Everything New

Subscribe
Archives
April 9, 2021

Everyday Life (Seeing Like An Affiliate Marketer Part 10)

In the 1950s, Henri Lefebvre proposed that romance novels so shaped our collective understanding of love that an anthropologist could exactingly study our everyday life by reading romance novels and delineating the ideologies of love contained therein. I don’t know if romance novels ever held such prominence that one could find the entirety of everyday life hidden inside. Lefebvre never pursued his proposed analysis of romance novels, instead electing to study and critique everyday life through other vantage points.
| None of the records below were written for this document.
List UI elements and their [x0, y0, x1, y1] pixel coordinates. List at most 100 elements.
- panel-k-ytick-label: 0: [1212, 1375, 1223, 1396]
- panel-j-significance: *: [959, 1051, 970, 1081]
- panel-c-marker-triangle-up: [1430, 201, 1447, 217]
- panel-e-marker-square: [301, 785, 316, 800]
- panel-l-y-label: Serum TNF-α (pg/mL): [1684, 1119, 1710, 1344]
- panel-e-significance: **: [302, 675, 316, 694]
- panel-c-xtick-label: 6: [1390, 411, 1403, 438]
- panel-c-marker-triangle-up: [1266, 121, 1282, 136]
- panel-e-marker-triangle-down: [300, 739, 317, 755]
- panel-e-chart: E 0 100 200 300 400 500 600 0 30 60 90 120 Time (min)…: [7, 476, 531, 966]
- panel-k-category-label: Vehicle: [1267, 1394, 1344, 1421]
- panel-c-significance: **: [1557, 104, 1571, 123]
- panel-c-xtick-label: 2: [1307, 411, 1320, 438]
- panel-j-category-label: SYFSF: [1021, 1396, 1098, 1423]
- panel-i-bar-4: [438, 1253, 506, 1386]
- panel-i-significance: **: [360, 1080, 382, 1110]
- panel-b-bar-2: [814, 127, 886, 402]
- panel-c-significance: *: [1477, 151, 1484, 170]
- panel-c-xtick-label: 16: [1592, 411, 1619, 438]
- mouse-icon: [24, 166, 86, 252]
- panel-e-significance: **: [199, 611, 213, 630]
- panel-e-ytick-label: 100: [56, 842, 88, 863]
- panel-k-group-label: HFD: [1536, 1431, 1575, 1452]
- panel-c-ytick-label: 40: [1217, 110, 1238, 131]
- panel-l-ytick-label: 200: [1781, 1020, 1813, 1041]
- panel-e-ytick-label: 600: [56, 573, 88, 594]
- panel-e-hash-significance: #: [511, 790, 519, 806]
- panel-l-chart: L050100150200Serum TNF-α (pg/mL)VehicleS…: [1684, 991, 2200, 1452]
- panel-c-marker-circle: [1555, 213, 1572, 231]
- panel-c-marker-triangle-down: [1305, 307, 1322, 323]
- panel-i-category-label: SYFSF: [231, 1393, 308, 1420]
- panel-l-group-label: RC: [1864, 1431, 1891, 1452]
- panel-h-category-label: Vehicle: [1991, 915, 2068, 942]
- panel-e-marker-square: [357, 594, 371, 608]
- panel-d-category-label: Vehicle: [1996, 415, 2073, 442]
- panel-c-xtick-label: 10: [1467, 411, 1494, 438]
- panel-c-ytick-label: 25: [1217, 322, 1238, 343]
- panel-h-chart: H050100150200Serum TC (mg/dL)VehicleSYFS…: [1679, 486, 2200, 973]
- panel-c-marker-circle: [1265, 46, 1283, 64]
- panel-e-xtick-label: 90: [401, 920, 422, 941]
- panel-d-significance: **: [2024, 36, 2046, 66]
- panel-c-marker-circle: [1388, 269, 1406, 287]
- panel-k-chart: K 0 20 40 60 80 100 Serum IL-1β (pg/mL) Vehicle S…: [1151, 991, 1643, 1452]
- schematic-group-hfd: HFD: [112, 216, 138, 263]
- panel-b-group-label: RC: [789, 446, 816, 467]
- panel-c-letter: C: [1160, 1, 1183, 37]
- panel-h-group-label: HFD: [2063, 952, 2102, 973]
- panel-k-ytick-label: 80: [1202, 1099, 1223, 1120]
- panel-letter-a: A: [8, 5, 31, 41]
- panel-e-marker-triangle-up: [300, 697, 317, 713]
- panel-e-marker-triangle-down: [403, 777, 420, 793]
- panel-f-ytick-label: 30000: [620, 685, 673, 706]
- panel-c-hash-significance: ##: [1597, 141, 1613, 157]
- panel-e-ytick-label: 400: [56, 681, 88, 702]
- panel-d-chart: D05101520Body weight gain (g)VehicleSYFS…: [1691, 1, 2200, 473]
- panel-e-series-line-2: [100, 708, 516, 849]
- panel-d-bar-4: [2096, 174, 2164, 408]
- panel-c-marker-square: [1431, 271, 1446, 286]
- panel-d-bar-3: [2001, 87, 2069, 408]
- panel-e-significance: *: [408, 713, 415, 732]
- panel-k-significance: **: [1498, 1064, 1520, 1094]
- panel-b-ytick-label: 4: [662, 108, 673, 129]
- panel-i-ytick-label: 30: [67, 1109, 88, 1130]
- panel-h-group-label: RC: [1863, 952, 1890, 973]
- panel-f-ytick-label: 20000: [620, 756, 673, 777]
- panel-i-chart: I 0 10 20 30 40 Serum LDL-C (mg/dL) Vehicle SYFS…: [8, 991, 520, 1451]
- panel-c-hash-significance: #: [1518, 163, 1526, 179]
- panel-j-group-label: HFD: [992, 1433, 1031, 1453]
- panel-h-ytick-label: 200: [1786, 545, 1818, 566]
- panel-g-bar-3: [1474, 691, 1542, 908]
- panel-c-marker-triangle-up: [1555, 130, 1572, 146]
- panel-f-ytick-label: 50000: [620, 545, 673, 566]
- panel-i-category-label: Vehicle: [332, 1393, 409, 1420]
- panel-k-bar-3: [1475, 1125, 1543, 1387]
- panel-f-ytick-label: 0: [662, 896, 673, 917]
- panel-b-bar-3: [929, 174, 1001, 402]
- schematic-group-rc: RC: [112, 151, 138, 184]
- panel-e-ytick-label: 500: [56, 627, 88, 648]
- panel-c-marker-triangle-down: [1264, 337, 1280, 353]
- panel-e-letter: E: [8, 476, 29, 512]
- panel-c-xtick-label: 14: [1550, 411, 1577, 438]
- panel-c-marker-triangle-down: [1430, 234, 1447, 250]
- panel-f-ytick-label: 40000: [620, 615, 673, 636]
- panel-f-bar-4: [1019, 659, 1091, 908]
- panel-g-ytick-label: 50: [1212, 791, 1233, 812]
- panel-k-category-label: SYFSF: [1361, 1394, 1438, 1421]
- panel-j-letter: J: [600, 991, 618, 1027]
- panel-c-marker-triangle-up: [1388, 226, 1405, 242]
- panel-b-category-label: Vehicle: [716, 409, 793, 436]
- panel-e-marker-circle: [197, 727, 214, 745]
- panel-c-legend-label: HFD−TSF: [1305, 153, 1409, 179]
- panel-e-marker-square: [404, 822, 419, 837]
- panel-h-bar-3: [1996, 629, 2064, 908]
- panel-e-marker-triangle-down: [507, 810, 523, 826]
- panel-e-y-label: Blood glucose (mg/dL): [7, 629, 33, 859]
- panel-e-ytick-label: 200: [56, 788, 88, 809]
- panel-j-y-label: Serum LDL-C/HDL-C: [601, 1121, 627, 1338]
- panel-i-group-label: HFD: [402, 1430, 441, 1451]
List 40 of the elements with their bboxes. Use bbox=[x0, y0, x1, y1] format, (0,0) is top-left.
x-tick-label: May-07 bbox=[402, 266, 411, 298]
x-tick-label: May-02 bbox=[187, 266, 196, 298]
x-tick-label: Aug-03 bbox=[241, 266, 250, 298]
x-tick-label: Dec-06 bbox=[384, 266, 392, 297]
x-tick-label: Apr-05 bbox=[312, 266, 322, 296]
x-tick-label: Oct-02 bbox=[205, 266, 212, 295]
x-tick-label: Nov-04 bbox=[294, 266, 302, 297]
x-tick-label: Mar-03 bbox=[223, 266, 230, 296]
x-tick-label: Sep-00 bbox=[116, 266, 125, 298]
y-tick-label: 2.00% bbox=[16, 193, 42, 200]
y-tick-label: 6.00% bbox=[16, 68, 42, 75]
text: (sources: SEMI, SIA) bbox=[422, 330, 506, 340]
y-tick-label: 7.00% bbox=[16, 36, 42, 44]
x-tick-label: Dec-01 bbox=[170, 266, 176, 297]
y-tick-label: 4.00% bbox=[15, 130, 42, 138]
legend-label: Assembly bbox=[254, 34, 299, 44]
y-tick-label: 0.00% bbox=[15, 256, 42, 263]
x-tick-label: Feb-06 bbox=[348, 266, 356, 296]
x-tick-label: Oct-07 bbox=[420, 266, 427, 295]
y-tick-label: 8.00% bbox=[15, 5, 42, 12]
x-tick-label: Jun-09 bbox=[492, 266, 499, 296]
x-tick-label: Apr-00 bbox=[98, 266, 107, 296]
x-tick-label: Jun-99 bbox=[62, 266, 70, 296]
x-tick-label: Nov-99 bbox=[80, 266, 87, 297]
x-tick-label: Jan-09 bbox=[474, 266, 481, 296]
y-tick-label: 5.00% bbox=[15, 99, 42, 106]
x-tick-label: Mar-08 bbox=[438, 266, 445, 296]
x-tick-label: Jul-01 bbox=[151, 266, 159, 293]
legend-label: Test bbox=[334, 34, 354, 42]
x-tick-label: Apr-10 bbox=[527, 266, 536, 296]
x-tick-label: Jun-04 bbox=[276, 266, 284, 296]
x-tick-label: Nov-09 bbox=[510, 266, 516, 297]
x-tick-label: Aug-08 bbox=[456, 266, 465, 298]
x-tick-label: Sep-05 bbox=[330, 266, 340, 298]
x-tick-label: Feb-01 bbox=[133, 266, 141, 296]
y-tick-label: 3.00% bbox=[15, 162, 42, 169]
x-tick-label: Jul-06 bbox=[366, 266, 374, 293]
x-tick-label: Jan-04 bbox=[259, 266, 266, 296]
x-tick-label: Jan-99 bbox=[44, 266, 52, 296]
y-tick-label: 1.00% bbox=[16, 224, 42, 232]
The affiliate marketer, I think, would serve as a better synecdoche for analyzing society’s unspoken ideologies. For one, each article posted by an affiliate marketer is an argument, an argument that the reader ought to purchase something. They are pieces of cultural criticism designed for mass market. And in an argument (and in cultural criticism this fact is more acutely apparent) things generally accepted as true are relegated to enthymeme, that is, relegated to an unstated logical proposition, and hunting for these enthymemes reveals those things we accept but leave unsaid. Romance novels, on the other hand, have all of the subtleties that exist in art rather than argument, like irony and characterization, and therefore require subjective interpretation not necessitated by arguments. Second, affiliate marketers are less gendered than the feminine romance novel, with the encyclopedic affiliate marketer discussing products relevant to all genders, and individual boutique affiliate marketers available for more gendered fields like parenting and consumer tech. And finally, it offers a wider view into what’s constitutive of everyday life: our everyday lives broadly bifurcate into our work life, and our various consumptions conducted during leisure time. Maybe this is cynical of me, but I don’t think that romance, sex, eros, the constitutive parts of pornographic fiction, have as much bearing on our lives as the all-encompassing world of consumption. Romance factors little into my day, but daily I give half my life to consumption, and so the affiliate marketer is the main encyclical of modern life in a way that I doubt the romance novel could be.

And I think that Lefebvre, though wrong about the specifics of romance novels, was right that a certain genre of publication may so well reflect our society’s unspoken ideologies that an intensive study thereof could yield great insights into the logic of everyday life. The reason that Lefebvre proposed such a study was that how we conduct our everyday lives defines our well-being just as much as our material reality. Lefebvre liked Karl Marx, but opposed the Stalinists and Leninists, who during Lefebvre’s lifetime had become synonymous with Marxist critique. What Lefebvre treasured most in Marx was his analysis of how our material realities lead to the structures and rhythms of our lives, which lead to our personal and spiritual well-being, to our alienation or our fulfillment. He believed that Marxists in the USSR, as well as his Marxist colleagues in France, had lost sight of this end, and could not see how a lack of analytical study of alienation inside of everyday lives had led to a Marxism with little merit.

One requires a science of how our everyday life functions if one wishes to assuage the alienation of today. And I think that, in affiliate marketers, I have glimpsed many facts about our everyday lives. I have seen that hobbies as small as commenting on a big news website can get monetized and lead to revenue for the parent company that never gets back to the hobbyist writer. I have seen how a desire for optimization makes us blind to what truly matters, and instead has us wasting twenty minutes of our life reading up on something as trivial as pasta sauce. I keep coming back to affiliate marketers because in them daily I see some new facet of everyday life, new assumptions laid bare and shown to be baren, and in them I see many of the ideas that I hold, that people I know hold, that lead to nothing but alienation.

And I like sharing these discoveries with my readers. I like adding value to this world. I feel a moral duty to supply as much benefit as possible to as many people. So, while jokingly I might ask forgiveness for spilling so much ink on the long history and present of such an odd genre, I don’t think I have anything for which to implore forgiveness. Instead, I’m going to say you’re welcome. Congratulations for having so many useful new ideas about the alienating burdens of modern consumption sent directly to your inbox. Congratulations on having such good taste.